Drug absorption in the gastrointestinal tract is a highly variable process. Floating microspheres are promises to be a potential approach for gastric retention to enhance the bioavailability.

Floating microspheres as gastroretentive dosage forms precisely control the release rate of target drug to a specific site and facilitate an enormous impact on health care. After oral administration, these are retained in the stomach and release the drug there in a controlled and prolonged manner to allow the drug to be supplied continuously to its absorption sites in the upper gastrointestinal tract.

The present study is an attempt to formulate curcumin floating microspheres formulations with a view of improving its oral bioavailability and giving a prolonged release of drug, and also to study their effect on alloxan-induced diabetic rats.

Drug entrapment efficiency increased with increasing polymer concentration in floating microspheres. The high entrapment efficiency of curcumin is believed to be due to its poor aqueous solubility in disperse phase. The percentage entrapment efficiency increased with increase in polymer concentration because higher viscosity of chitosan solution reduces the diffusion of the drug in the surroundings which does not allow entrapped particle to escape easily.

Eudragit S 100 is insoluble in acidic medium and also exhibits low permeability. It is an anionic copolymer of methacrylic acid and methyl methacrylate containing free carboxylic and ester groups [15]. The initial drug release significantly increased with an increase in the ratio of drug/polymer. An initial high release was observed due to the dissolution of surface adhered drug, whereas the latter release was due to the diffusion process, which is much slower when, compared to the initial release. The regression coefficient values for all these models are shown in . The models selected were zero order, Higuchi, Korsemeyer-Peppas. The zero order plots showed the zero order release characteristics of the formulation, which was confirmed by the correlation value which found to be nearer to one. Correlation value of Higuchi’s plot revealed that the mechanism of drug release is diffusion. The in vitro kinetic data subjected to log time log drug release transformation n plot (Peppas’ model) revealed the fact that the drug release follows a super case II transport diffusion. In all the cases the best fit model was found to be Peppas with ‘n’ value between 0.6495 and 0.6841, suggesting a non-Fickian (anomalous) release mechanism for the drug, i.e., erosion followed by diffusion controlled. Alloxan administration resulted in significant elevation of glucose level and reduction in body weight. The in-vivo study of curcumin floating microspheres (FM4) showed optimal glycemic control is best when compared with control and Marketed product.

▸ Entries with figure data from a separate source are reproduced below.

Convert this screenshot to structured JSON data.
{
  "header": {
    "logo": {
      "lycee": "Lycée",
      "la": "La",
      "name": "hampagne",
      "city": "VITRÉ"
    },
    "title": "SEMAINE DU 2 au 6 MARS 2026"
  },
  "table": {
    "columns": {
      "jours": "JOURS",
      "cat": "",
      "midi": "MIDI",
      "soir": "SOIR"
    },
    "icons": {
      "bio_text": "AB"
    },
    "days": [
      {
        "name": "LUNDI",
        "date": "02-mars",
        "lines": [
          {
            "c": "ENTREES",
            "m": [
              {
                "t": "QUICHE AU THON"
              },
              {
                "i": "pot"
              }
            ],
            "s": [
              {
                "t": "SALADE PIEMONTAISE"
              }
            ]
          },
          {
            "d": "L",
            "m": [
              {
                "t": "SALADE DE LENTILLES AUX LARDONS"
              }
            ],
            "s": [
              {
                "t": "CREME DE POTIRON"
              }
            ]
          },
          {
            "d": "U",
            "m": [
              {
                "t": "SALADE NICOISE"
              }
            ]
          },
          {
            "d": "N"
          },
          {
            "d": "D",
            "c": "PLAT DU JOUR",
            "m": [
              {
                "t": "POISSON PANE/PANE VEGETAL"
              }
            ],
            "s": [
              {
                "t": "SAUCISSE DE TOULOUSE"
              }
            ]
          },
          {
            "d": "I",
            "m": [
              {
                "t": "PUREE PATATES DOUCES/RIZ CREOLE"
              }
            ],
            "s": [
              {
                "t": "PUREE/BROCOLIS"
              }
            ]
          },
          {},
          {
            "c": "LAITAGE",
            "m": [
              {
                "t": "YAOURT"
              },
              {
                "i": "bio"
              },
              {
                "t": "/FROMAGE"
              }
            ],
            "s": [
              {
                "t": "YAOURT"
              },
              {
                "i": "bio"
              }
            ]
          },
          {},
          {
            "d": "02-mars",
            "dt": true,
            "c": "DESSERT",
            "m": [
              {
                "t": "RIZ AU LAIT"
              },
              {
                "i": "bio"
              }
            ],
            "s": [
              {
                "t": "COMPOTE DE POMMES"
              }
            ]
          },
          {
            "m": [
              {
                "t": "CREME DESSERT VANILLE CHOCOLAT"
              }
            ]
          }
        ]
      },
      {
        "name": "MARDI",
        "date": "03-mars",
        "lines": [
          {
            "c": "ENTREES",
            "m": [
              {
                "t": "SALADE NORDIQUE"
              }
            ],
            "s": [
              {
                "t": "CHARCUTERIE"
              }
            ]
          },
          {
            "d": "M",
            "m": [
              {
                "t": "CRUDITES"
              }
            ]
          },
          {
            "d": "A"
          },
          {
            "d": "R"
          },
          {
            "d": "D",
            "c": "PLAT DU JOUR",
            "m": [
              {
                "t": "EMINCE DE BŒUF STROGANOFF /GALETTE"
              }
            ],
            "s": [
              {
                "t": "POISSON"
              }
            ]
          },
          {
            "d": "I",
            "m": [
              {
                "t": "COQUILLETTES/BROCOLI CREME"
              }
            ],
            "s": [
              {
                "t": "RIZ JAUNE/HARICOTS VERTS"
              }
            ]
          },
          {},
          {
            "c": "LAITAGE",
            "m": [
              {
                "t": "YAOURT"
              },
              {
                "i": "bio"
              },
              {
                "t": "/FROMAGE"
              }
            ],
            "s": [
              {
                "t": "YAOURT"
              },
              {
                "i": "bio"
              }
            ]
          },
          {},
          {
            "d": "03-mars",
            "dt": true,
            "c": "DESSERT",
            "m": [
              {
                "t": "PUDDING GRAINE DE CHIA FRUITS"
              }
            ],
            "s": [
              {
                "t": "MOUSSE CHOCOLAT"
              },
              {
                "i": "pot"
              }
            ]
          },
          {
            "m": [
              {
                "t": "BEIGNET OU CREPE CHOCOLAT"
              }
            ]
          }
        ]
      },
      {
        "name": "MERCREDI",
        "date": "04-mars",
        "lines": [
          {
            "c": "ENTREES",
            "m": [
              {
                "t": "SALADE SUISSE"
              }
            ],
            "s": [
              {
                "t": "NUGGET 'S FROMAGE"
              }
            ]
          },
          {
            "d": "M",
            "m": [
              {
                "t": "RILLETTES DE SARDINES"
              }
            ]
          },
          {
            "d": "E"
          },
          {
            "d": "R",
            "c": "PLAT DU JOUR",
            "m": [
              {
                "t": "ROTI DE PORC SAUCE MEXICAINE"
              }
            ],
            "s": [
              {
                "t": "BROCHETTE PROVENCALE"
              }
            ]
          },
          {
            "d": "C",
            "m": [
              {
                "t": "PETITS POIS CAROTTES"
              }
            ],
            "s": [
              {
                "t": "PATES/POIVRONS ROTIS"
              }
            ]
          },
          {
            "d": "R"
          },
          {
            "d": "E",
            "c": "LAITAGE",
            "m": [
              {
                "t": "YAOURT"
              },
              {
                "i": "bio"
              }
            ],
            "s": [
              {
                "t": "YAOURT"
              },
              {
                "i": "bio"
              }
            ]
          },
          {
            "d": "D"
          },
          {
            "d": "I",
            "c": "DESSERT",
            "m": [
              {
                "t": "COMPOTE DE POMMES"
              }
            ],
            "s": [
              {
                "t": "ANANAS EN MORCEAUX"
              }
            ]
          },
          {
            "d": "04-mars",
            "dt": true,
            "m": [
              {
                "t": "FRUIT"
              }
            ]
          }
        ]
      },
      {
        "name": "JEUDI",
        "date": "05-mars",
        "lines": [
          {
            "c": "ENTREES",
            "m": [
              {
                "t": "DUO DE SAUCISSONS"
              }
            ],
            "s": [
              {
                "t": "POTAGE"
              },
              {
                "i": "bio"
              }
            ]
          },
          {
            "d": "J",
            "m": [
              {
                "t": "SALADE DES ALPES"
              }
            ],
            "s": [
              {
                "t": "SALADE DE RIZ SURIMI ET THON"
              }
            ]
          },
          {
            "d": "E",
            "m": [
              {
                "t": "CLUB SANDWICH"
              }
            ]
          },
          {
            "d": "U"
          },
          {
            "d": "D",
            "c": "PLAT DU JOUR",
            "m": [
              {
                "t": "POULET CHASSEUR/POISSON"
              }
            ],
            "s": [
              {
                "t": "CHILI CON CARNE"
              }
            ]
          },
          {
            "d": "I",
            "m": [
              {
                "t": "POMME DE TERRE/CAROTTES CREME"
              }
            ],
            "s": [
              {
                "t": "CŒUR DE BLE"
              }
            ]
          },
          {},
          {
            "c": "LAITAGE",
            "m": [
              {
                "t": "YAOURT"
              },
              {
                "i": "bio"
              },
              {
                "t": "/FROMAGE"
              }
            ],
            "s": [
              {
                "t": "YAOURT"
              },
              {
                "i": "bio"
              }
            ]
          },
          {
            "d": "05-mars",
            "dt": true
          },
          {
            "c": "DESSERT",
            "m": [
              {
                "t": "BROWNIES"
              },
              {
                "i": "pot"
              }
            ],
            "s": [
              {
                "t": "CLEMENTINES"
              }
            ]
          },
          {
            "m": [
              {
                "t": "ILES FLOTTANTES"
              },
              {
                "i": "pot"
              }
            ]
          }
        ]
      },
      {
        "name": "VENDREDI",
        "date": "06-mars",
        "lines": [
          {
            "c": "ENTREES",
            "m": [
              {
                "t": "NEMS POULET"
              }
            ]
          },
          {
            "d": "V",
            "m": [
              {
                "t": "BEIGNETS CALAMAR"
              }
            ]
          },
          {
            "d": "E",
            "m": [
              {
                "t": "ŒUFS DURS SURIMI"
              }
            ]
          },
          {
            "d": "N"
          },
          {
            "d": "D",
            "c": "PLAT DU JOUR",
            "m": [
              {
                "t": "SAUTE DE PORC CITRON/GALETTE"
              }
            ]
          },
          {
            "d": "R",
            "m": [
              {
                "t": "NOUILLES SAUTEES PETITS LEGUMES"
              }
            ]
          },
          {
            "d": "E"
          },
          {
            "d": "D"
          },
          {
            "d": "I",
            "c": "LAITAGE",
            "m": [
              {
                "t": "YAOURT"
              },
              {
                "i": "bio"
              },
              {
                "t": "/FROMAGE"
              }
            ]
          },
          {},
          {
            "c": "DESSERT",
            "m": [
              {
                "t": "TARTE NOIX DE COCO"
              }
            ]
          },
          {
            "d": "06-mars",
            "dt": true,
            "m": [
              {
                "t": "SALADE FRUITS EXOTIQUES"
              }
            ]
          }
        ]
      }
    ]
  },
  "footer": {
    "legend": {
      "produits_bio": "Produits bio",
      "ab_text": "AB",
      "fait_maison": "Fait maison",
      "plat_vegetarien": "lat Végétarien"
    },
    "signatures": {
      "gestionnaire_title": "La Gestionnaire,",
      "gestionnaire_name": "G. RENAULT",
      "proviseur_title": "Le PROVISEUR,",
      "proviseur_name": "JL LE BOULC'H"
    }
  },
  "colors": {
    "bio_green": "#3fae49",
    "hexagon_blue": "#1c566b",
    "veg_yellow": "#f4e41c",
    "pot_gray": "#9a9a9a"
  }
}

Alloxan causes diabetes through its ability to destroy the insulin-producing beta cells of the pancreas. In vitro studies have shown that alloxan is selectively toxic to pancreatic beta cells, leading to the induction of cell necrosis. The cytotoxic action of alloxan is mediated by reactive oxygen species, with a simultaneous massive increase in cytosolic calcium concentration, leading to a rapid destruction of beta cells [16]. In light of the results, study indicates that floating microspheres of curcumin have good anti-diabetic activity.

The findings suggest that gastro retentive floating microspheres have the potentials to be developed as an efficient delivery system for enhanced bioavailability and controlled delivery of curcumin for diabetes therapy as it contains various complex chemical substance of different composition in the form of secondary plant metabolites in one or more parts of these plants.